By now I'm sure you have heard of GPT-3. But if you haven't, simply put it is an AI API released in private beta by OpenAI. You give it a a bit of text, and then it returns text (code, SQL, or writing). Justin Gage has an excellent primer here and so does MIT Tech Review here. But more importantly, you should just watch the demos like these ones:
GPT-3 writing an email response for you based off a few bullet points.
GPT-3 completing an essay as Paul Graham. (bold text is the input, non-bold text generated by GPT-3). Note how it mimics his writing style with decent accuracy.
GPT-3 generating a resume for you.
GPT-3 generating a prototype in Figma based on plain text description.
Disclaimer: I do not have access to the API yet. I'm still wrapping my head around the details of how it works.
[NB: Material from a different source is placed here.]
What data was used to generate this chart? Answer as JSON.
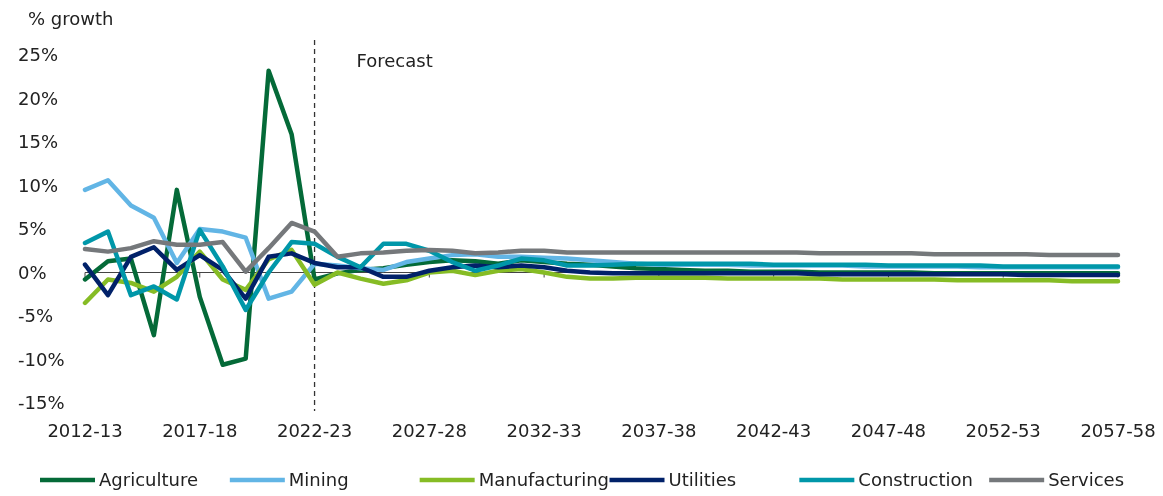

All my thoughts are based on what I'm seeing in the demos, and looking at some of the documentation. So from here on out, take these thoughts with a grain of salt.
The Good
There is a lot of menial work across marketing, sales, and customer service. My guess is this is where we see the most immediate impact. I imagine the first order applications to be things like:
Content Creation: Give GPT-3 an outline/primer, it generates V1 of a fully written blog post and copy for an email, tweet thread, LinkedIn post to promote it. It probably even generates a bunch of title ideas for you.
Competitive Analysis: Prompt with "people love using competitor xyz because..." and GPT-3 returns a synthesized competitive analysis. Credit: Serge Doubinski
Customer Service: Auto generate a draft of a response to someones request. Rep checks it over.
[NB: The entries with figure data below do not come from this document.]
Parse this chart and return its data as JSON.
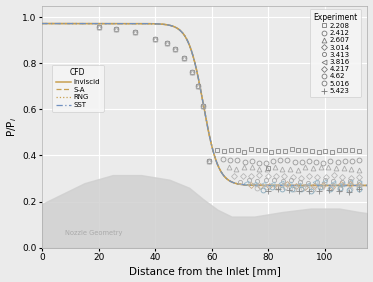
{
  "xlabel": "Distance from the Inlet [mm]",
  "ylabel": "P/P$_i$",
  "xlim": [
    0,
    115
  ],
  "ylim": [
    0,
    1.05
  ],
  "xticks": [
    0,
    20,
    40,
    60,
    80,
    100
  ],
  "yticks": [
    0.0,
    0.2,
    0.4,
    0.6,
    0.8,
    1.0
  ],
  "bg_color": "#ebebeb",
  "grid_color": "#ffffff",
  "cfd_colors": {
    "Inviscid": "#c8a050",
    "S-A": "#c8a050",
    "RNG": "#c8a050",
    "SST": "#7090c0"
  },
  "exp_series": [
    {
      "label": "2.208",
      "marker": "s",
      "color": "#888888",
      "ms": 3.5
    },
    {
      "label": "2.412",
      "marker": "o",
      "color": "#999999",
      "ms": 3.5
    },
    {
      "label": "2.607",
      "marker": "^",
      "color": "#aaaaaa",
      "ms": 3.5
    },
    {
      "label": "3.014",
      "marker": "D",
      "color": "#b8b8b8",
      "ms": 3.0
    },
    {
      "label": "3.413",
      "marker": "o",
      "color": "#aaaaaa",
      "ms": 3.0
    },
    {
      "label": "3.816",
      "marker": "<",
      "color": "#9abacc",
      "ms": 3.5
    },
    {
      "label": "4.217",
      "marker": "D",
      "color": "#c8aa88",
      "ms": 3.0
    },
    {
      "label": "4.62",
      "marker": "o",
      "color": "#b8b8b8",
      "ms": 3.5
    },
    {
      "label": "5.016",
      "marker": "o",
      "color": "#88aabb",
      "ms": 3.5
    },
    {
      "label": "5.423",
      "marker": "+",
      "color": "#888888",
      "ms": 4.5
    }
  ],
  "nozzle_geo_label": "Nozzle Geometry",
  "nozzle_geo_color": "#d0d0d0",
  "nozzle_geo_alpha": 0.85
}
Sales Outreach: Auto generate a unique sales outreach by prompting with customer, company, and other bullet points.
Anywhere you are writing copy, doing basic research on the web, etc GPT-3 looks like it can generate a decent V1. This is the low hanging fruit, first order use cases. There will be plenty of 2nd and 3rd order use cases.
These things might sound small, but when you add up the hours that professionals in marketing, sales, and customer service spend on these things it is quite significant. So the optimistic view is that GPT-3 eliminates these things and frees up professionals to focus on more complex and higher impact problems for the org.
The Bad
It is unreasonable to expect it is all good. There will definitely be some bad. For years, the majority of the content marketing ecosystem has been focused on aggregating other people's content in a more comprehensive way in order to rank SEO (popularized by Brian Dean's Skyscraper Technique). We've been living in a giant game of telephone which has been driving noise up and average quality down. To make things worse, companies have a hard time understanding the value of unique content and therefore justifying the cost.
GPT-3 is going to make this 1000X time worse by drastically decreasing the cost and friction. One key will be if/how Google deals with SEO ranking. Compounding returns in content marketing stem from ranking in SEO. So even if you produce unique content repeatedly, if you don't rank, it is hard to make the ROI equation work.
Moving From Execution → Complex Problem Solving
Even if it turns out that GPT-3 can't do the above things with decent quality, the message is clear, that AI with the ability to do so is extremely near. What that means for a lot of professionals is that execution starts to get commoditized, the real value will be placed on those who can solve complex problems.